Sabato 13 e domenica 14 luglio finiscono le 29 giornate di sperimentazione del contributo d'accesso a Venezia. Il provvedimento unico al mondo, voluto dall'amministrazione cittadina, che prevede che i visitatori giornalieri non veneti, che non alloggiano nel comune di Venezia e che non hanno amici o parenti in città paghino 5 euro per entrare nel centro storico (dalle 8.30 alle 16), mentre tutti gli altri visitatori si debbano registrare in un portale. Terminata questa prima fase della sperimentazione, sarà da vedere quali misure metterà in campo l'amministrazione per i mesi a seguire: nel frattempo, biglietterie e varchi rimarranno inattivi per qualche mese.

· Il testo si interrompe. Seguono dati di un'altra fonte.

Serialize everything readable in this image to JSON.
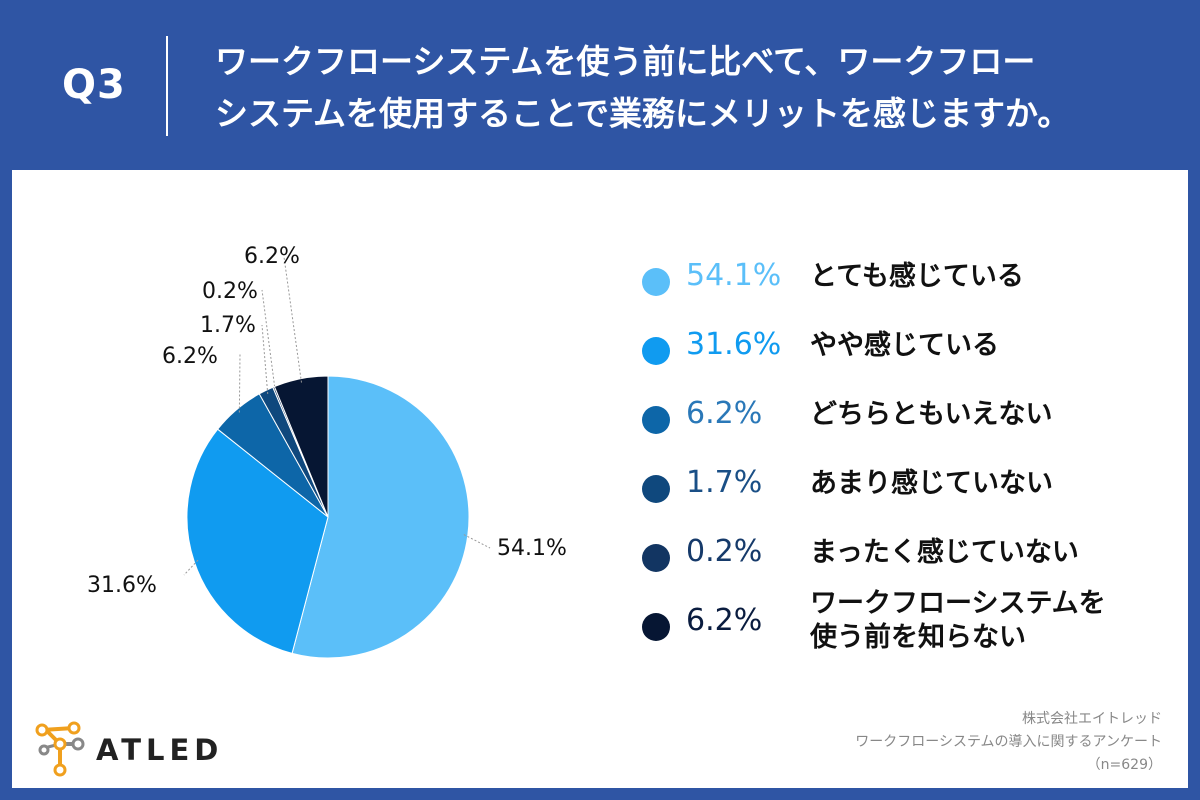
{
  "header": {
    "q_label": "Q3",
    "question_line1": "ワークフローシステムを使う前に比べて、ワークフロー",
    "question_line2": "システムを使用することで業務にメリットを感じますか。"
  },
  "chart_data": {
    "type": "pie",
    "title": "",
    "slices": [
      {
        "label": "とても感じている",
        "value": 54.1,
        "display": "54.1%",
        "color": "#5bbff9"
      },
      {
        "label": "やや感じている",
        "value": 31.6,
        "display": "31.6%",
        "color": "#109bf0"
      },
      {
        "label": "どちらともいえない",
        "value": 6.2,
        "display": "6.2%",
        "color": "#0d66a8"
      },
      {
        "label": "あまり感じていない",
        "value": 1.7,
        "display": "1.7%",
        "color": "#0f487d"
      },
      {
        "label": "まったく感じていない",
        "value": 0.2,
        "display": "0.2%",
        "color": "#123562"
      },
      {
        "label": "ワークフローシステムを使う前を知らない",
        "label_lines": [
          "ワークフローシステムを",
          "使う前を知らない"
        ],
        "value": 6.2,
        "display": "6.2%",
        "color": "#061633"
      }
    ],
    "legend_position": "right",
    "legend_pct_colors": [
      "#5bbff9",
      "#109bf0",
      "#2a78b8",
      "#1a4f86",
      "#163a6a",
      "#0a1c3f"
    ]
  },
  "footer": {
    "logo_text": "ATLED",
    "source_company": "株式会社エイトレッド",
    "source_survey": "ワークフローシステムの導入に関するアンケート",
    "source_n": "（n=629）"
  },
  "colors": {
    "header_bg": "#2f55a4",
    "panel_bg": "#ffffff",
    "logo_orange": "#f0a01e"
  }
}
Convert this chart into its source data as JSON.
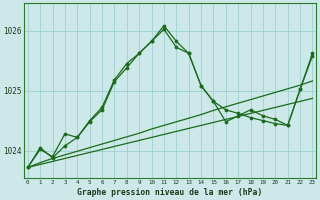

Da lunedì inizierà quindi il tempo dell'analisi dei dati. I numeri hanno parlato fin da subito di un numero di paganti superiore alle aspettative del Comune, dai 23600 del 26 aprile (secondo giorno di sperimentazione) ai 10500 di domenica scorsa, a fronte di 100-120 mila esenti registrati al giorno (veneti, ospiti nelle strutture ricettive, lavoratori, parenti, amici...). Gli incassi arriveranno a circa 2,2 milioni di euro a fronte di una spesa prevista (steward, strutture, campagne informative) di circa 3 milioni: era stato messo in conto fin dall'inizio che per quest'anno la misura sarebbe stata in perdita.

Il futuro

Potranno essere rivisti, nel 2025, orari, giornate e anche modalità del contributo d'accesso, che come dichiarato da sempre anche dal sindaco Luigi Brugnaro dovrà essere sottoposto a modifiche e aggiornamenti. L'amministrazione ha comunque ribadito, a fronte dell'alto numero di visitatori disposti a pagare, che la linea sarà quella di alzare il costo del contributo (la legge vigente prevede di poterlo fare fino a 10 euro). Ieri è stato l'assessore al Turismo Simone Venturini, ai margini di un evento sul Giubileo 2025, a ribadire: «Venezia è ancora troppo a buon mercato. Penso a un contributo d'accesso in versione rafforzata per mettere freno all'eccesso di turismo. Non è un dramma che il turista paghi di più». Una linea che era già stata annunciata il mese scorso dall'assessore Michele Zuin. La connessione tra un maggiore costo d'entrata e un calo dei visitatori è e sarà oggetto di dibattito.